The UK’s first Legal Innovation Centre, on the model of the Legal Design Lab at Stanford in the US, was officially opened in Belfast on Tuesday night. An audience of over 200 assembled to welcome its opening at Ulster University. The centre is a collaboration between the Schools of Law and Computing and Intelligent Systems, two of whose senior staff – respectively Dr Eugene McNamee and Dr Kevin Curran – are its executive directors. The director of the centre itself is Dr Catrina Denvir, once of the Legal Services Commission’s Legal Services Research Centre at a time when legal policy-making in England and Wales valued an independent academic element.

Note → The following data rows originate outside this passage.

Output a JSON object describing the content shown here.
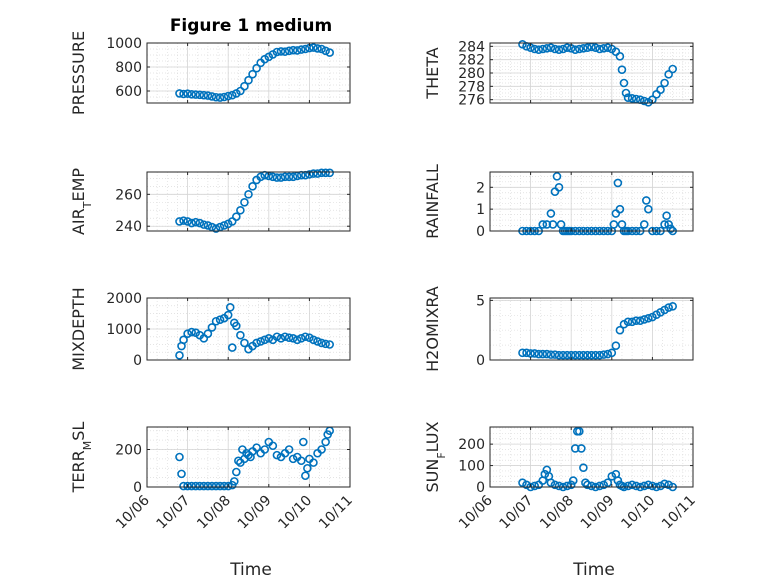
{
  "figure_title": "Figure 1 medium",
  "x_axis_label": "Time",
  "x_tick_labels": [
    "10/06",
    "10/07",
    "10/08",
    "10/09",
    "10/10",
    "10/11"
  ],
  "series_color": "#0072BD",
  "chart_data": [
    {
      "type": "scatter",
      "ylabel": "PRESSURE",
      "ylim": [
        500,
        1000
      ],
      "yticks": [
        600,
        800,
        1000
      ],
      "x": [
        6.8,
        6.9,
        7.0,
        7.1,
        7.2,
        7.3,
        7.4,
        7.5,
        7.6,
        7.7,
        7.8,
        7.9,
        8.0,
        8.1,
        8.2,
        8.3,
        8.4,
        8.5,
        8.6,
        8.7,
        8.8,
        8.9,
        9.0,
        9.1,
        9.2,
        9.3,
        9.4,
        9.5,
        9.6,
        9.7,
        9.8,
        9.9,
        10.0,
        10.1,
        10.2,
        10.3,
        10.4,
        10.5
      ],
      "y": [
        580,
        575,
        578,
        572,
        570,
        568,
        565,
        562,
        555,
        548,
        545,
        550,
        558,
        565,
        580,
        600,
        640,
        690,
        740,
        790,
        835,
        865,
        885,
        905,
        925,
        930,
        928,
        935,
        940,
        938,
        945,
        950,
        958,
        962,
        955,
        950,
        935,
        920
      ]
    },
    {
      "type": "scatter",
      "ylabel": "THETA",
      "ylim": [
        275.5,
        284.5
      ],
      "yticks": [
        276,
        278,
        280,
        282,
        284
      ],
      "x": [
        6.8,
        6.9,
        7.0,
        7.1,
        7.2,
        7.3,
        7.4,
        7.5,
        7.6,
        7.7,
        7.8,
        7.9,
        8.0,
        8.1,
        8.2,
        8.3,
        8.4,
        8.5,
        8.6,
        8.7,
        8.8,
        8.9,
        9.0,
        9.1,
        9.2,
        9.25,
        9.3,
        9.35,
        9.4,
        9.5,
        9.6,
        9.7,
        9.8,
        9.9,
        10.0,
        10.1,
        10.2,
        10.3,
        10.4,
        10.5
      ],
      "y": [
        284.3,
        284.0,
        283.8,
        283.6,
        283.5,
        283.6,
        283.7,
        283.8,
        283.6,
        283.5,
        283.6,
        283.8,
        283.7,
        283.5,
        283.6,
        283.7,
        283.8,
        283.9,
        283.8,
        283.6,
        283.7,
        283.8,
        283.6,
        283.2,
        282.5,
        280.5,
        278.5,
        277.0,
        276.3,
        276.2,
        276.1,
        276.0,
        275.8,
        275.6,
        276.0,
        276.8,
        277.5,
        278.5,
        279.8,
        280.6
      ]
    },
    {
      "type": "scatter",
      "ylabel": "AIR_TEMP",
      "ylim": [
        237,
        274
      ],
      "yticks": [
        240,
        260
      ],
      "x": [
        6.8,
        6.9,
        7.0,
        7.1,
        7.2,
        7.3,
        7.4,
        7.5,
        7.6,
        7.7,
        7.8,
        7.9,
        8.0,
        8.1,
        8.2,
        8.3,
        8.4,
        8.5,
        8.6,
        8.7,
        8.8,
        8.9,
        9.0,
        9.1,
        9.2,
        9.3,
        9.4,
        9.5,
        9.6,
        9.7,
        9.8,
        9.9,
        10.0,
        10.1,
        10.2,
        10.3,
        10.4,
        10.5
      ],
      "y": [
        243,
        243.5,
        243,
        242,
        242.5,
        242,
        241,
        240.5,
        239.5,
        238.5,
        239.5,
        240.5,
        241.5,
        243,
        246,
        250,
        255,
        260,
        265,
        269,
        271,
        272,
        271.5,
        271,
        270.5,
        270.5,
        271,
        271,
        271,
        271.5,
        272,
        272,
        272.5,
        273,
        273,
        273.5,
        273.5,
        273.5
      ]
    },
    {
      "type": "scatter",
      "ylabel": "RAINFALL",
      "ylim": [
        0,
        2.7
      ],
      "yticks": [
        0,
        1,
        2
      ],
      "x": [
        6.8,
        6.9,
        7.0,
        7.1,
        7.2,
        7.3,
        7.4,
        7.5,
        7.55,
        7.6,
        7.65,
        7.7,
        7.75,
        7.8,
        7.85,
        7.9,
        7.95,
        8.0,
        8.1,
        8.2,
        8.3,
        8.4,
        8.5,
        8.6,
        8.7,
        8.8,
        8.9,
        9.0,
        9.05,
        9.1,
        9.15,
        9.2,
        9.25,
        9.3,
        9.35,
        9.4,
        9.5,
        9.6,
        9.7,
        9.8,
        9.85,
        9.9,
        10.0,
        10.1,
        10.2,
        10.3,
        10.35,
        10.4,
        10.45,
        10.5
      ],
      "y": [
        0,
        0,
        0,
        0,
        0,
        0.3,
        0.3,
        0.8,
        0.3,
        1.8,
        2.5,
        2.0,
        0.3,
        0,
        0,
        0,
        0,
        0,
        0,
        0,
        0,
        0,
        0,
        0,
        0,
        0,
        0,
        0,
        0.3,
        0.8,
        2.2,
        1.0,
        0.3,
        0,
        0,
        0,
        0,
        0,
        0,
        0.3,
        1.4,
        1.0,
        0,
        0,
        0,
        0.3,
        0.7,
        0.3,
        0.1,
        0
      ]
    },
    {
      "type": "scatter",
      "ylabel": "MIXDEPTH",
      "ylim": [
        0,
        2000
      ],
      "yticks": [
        0,
        1000,
        2000
      ],
      "x": [
        6.8,
        6.85,
        6.9,
        7.0,
        7.1,
        7.2,
        7.3,
        7.4,
        7.5,
        7.6,
        7.7,
        7.8,
        7.9,
        8.0,
        8.05,
        8.1,
        8.15,
        8.2,
        8.3,
        8.4,
        8.5,
        8.6,
        8.7,
        8.8,
        8.9,
        9.0,
        9.1,
        9.2,
        9.3,
        9.4,
        9.5,
        9.6,
        9.7,
        9.8,
        9.9,
        10.0,
        10.1,
        10.2,
        10.3,
        10.4,
        10.5
      ],
      "y": [
        150,
        450,
        650,
        850,
        900,
        880,
        800,
        700,
        850,
        1050,
        1250,
        1300,
        1350,
        1450,
        1700,
        400,
        1200,
        1100,
        800,
        550,
        350,
        450,
        550,
        600,
        650,
        700,
        650,
        750,
        700,
        750,
        720,
        700,
        650,
        700,
        750,
        720,
        650,
        600,
        550,
        520,
        500
      ]
    },
    {
      "type": "scatter",
      "ylabel": "H2OMIXRA",
      "ylim": [
        0,
        5.2
      ],
      "yticks": [
        0,
        5
      ],
      "x": [
        6.8,
        6.9,
        7.0,
        7.1,
        7.2,
        7.3,
        7.4,
        7.5,
        7.6,
        7.7,
        7.8,
        7.9,
        8.0,
        8.1,
        8.2,
        8.3,
        8.4,
        8.5,
        8.6,
        8.7,
        8.8,
        8.9,
        9.0,
        9.1,
        9.2,
        9.3,
        9.4,
        9.5,
        9.6,
        9.7,
        9.8,
        9.9,
        10.0,
        10.1,
        10.2,
        10.3,
        10.4,
        10.5
      ],
      "y": [
        0.6,
        0.6,
        0.55,
        0.55,
        0.5,
        0.5,
        0.5,
        0.45,
        0.45,
        0.4,
        0.4,
        0.4,
        0.4,
        0.4,
        0.4,
        0.4,
        0.4,
        0.4,
        0.4,
        0.4,
        0.45,
        0.5,
        0.6,
        1.2,
        2.5,
        3.0,
        3.2,
        3.2,
        3.3,
        3.3,
        3.4,
        3.5,
        3.6,
        3.8,
        4.0,
        4.2,
        4.4,
        4.5
      ]
    },
    {
      "type": "scatter",
      "ylabel": "TERR_MSL",
      "ylim": [
        0,
        320
      ],
      "yticks": [
        0,
        200
      ],
      "x": [
        6.8,
        6.85,
        6.9,
        7.0,
        7.1,
        7.2,
        7.3,
        7.4,
        7.5,
        7.6,
        7.7,
        7.8,
        7.9,
        8.0,
        8.1,
        8.15,
        8.2,
        8.25,
        8.3,
        8.35,
        8.4,
        8.45,
        8.5,
        8.55,
        8.6,
        8.7,
        8.8,
        8.9,
        9.0,
        9.1,
        9.2,
        9.3,
        9.4,
        9.5,
        9.6,
        9.7,
        9.8,
        9.85,
        9.9,
        9.95,
        10.0,
        10.1,
        10.2,
        10.3,
        10.4,
        10.45,
        10.5
      ],
      "y": [
        160,
        70,
        5,
        5,
        5,
        5,
        5,
        5,
        5,
        5,
        5,
        5,
        5,
        5,
        10,
        30,
        80,
        140,
        130,
        200,
        150,
        180,
        170,
        160,
        190,
        210,
        180,
        200,
        240,
        220,
        170,
        160,
        180,
        200,
        150,
        160,
        140,
        240,
        60,
        100,
        150,
        130,
        180,
        200,
        240,
        280,
        300
      ]
    },
    {
      "type": "scatter",
      "ylabel": "SUN_FLUX",
      "ylim": [
        0,
        280
      ],
      "yticks": [
        0,
        100,
        200
      ],
      "x": [
        6.8,
        6.9,
        7.0,
        7.1,
        7.2,
        7.3,
        7.35,
        7.4,
        7.45,
        7.5,
        7.6,
        7.7,
        7.8,
        7.9,
        8.0,
        8.05,
        8.1,
        8.15,
        8.2,
        8.25,
        8.3,
        8.35,
        8.4,
        8.5,
        8.6,
        8.7,
        8.8,
        8.9,
        9.0,
        9.1,
        9.15,
        9.2,
        9.25,
        9.3,
        9.4,
        9.5,
        9.6,
        9.7,
        9.8,
        9.9,
        10.0,
        10.1,
        10.2,
        10.3,
        10.4,
        10.5
      ],
      "y": [
        20,
        10,
        0,
        5,
        10,
        30,
        60,
        80,
        50,
        20,
        10,
        5,
        0,
        5,
        10,
        30,
        180,
        260,
        260,
        180,
        90,
        20,
        10,
        5,
        0,
        5,
        10,
        20,
        50,
        60,
        30,
        10,
        5,
        0,
        5,
        10,
        5,
        0,
        5,
        10,
        5,
        0,
        5,
        15,
        10,
        0
      ]
    }
  ]
}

Ulster University is the brash new educational provider on the Belfast block – effortlessly differentiating itself from the venerable image that attaches to its much older and more establishment neighbour – Queen’s. It is investing over £250m in a new city centre campus that is reviving a once rundown area of the inner city near St Anne’s Cathedral and Belfast’s law centre – whose staff now get access to a previously inconceivable range of upmarket coffee bars (I recommend Established in Hill Street or Clement’s in Royal Avenue). The centre is the result of some smart fundraising and has received the backing of two of the large firms that have offshored departments to Belfast – London-based Allen and Overy and US giant Baker McKenzie. Andrew Bremmer from the former and Jason Marty of the latter reported their hopes for the centre at the meeting. Mr Marty stressed the mutual benefits. Courses would be available for his staff and the centre’s remit over for profit and not for profit would be relevant to the mixed work of his firm.
The centre’s capacity to assist with training for the large departments outhoused to Belfast is part of its attraction, both for its funders and students. A six week course on Legal Technology and Innovation started in January running for three hours on Thursday evenings – compatible with working hours. It is designed to:
elaborate on the changing face of the legal profession due to the influence of new technologies, give a grounding in basic concepts and technologies, investigate the opportunities and risks of the changing dynamics of law due to increasingly sophisticated informatic systems, and look to the future face of law as a result of these changes. The course will be designed to foster core practical competence in the areas under study, with a view to encouraging professional specialisation, as well as feeding and directing intellectual interest.
Under consideration are ways of incorporating technology into the university’s degree course and the possibility of developing specific qualifications in legal technology. A module on technology has already been developed for the university’s masters in law.
The centre intends to undertake research. It is about to bulk up its staff with a researcher and by taking on a doctoral student:
A core vision of the Legal Innovation Centre is on the research and development of computational law which is a branch of legal informatics focused on the automation and mechanization of legal analysis. We are also looking into automating information retrieval as it can reduce cost and often outperform manual searches in terms of accuracy …
A current project is that automated fact checking of legal documents using computational intelligence techniques where the aim is to extract and verify each fact in specific legal texts. We have identified that knowledge acquisition rules, based on the linguistic treatment of specific aspects of legal documents will be key to improving the results in this task. Additionally, domain knowledge representation can provide an even broader set of possibilities. This research will create language models for addressing Information Extraction from texts in the legal domain combined with external publicly accessible document silos in order to verify statements. Automatic fact checking of legal documents allows for improvements in legal information retrieval system effectiveness.
The centre’s third strand is the development of collaborative projects, an example of which was demonstrated by a presentation of a visual law project exploring the possibilities of using visual means, by way of posters and animations, to communicate legal information.
The centre should be worth watching. For a start, it seems unlikely to hide its achievements under a bushel. Let us hope so because we could do with feedback on performance in each of its three areas. In research, we need more work on vigorous evaluation of technology projects. Dr Denvir – trailing degrees from universities British and Australian – has the background to do this. On education, we need more information of how a facility with, and an understanding of, technology can be integrated within legal training at all levels. As Dr Denvir articulates the challenge, ‘We are struggling with the issue of how to integrate training in technology within the law degree. The lawyer of the future will need to have an understanding of how to manage data.’ She believes that ‘a wide range of careers such as project management, will become more important’ in law firms in addition to straightforward lawyering. In terms of collaborative projects, we again need as much experience as we can get about what works, both in terms of products and processes.
At first glance, the location of this initiative is a surprise. The Law Society of Northern Ireland has only around 2000 members: its Bar is considerably smaller. But, this increases the impact of the jobs brought by the offshoring law firms and emphasises the pressure to respond to their needs. In addition, the small size of the jurisdiction allows easy contact between different institutions and interests – all well represented at the opening launch. In this context, Dr Denvir acknowledges a general need in legal education in which Belfast may be well placed to provide a lead, ‘We have a responsibility to prepare students for a career in a new form. They are likely not to progress through to partnership in the old model. Their advancement path is likely to be rather flatter and different. This may be especially so in Belfast where there is relatively small legal market.’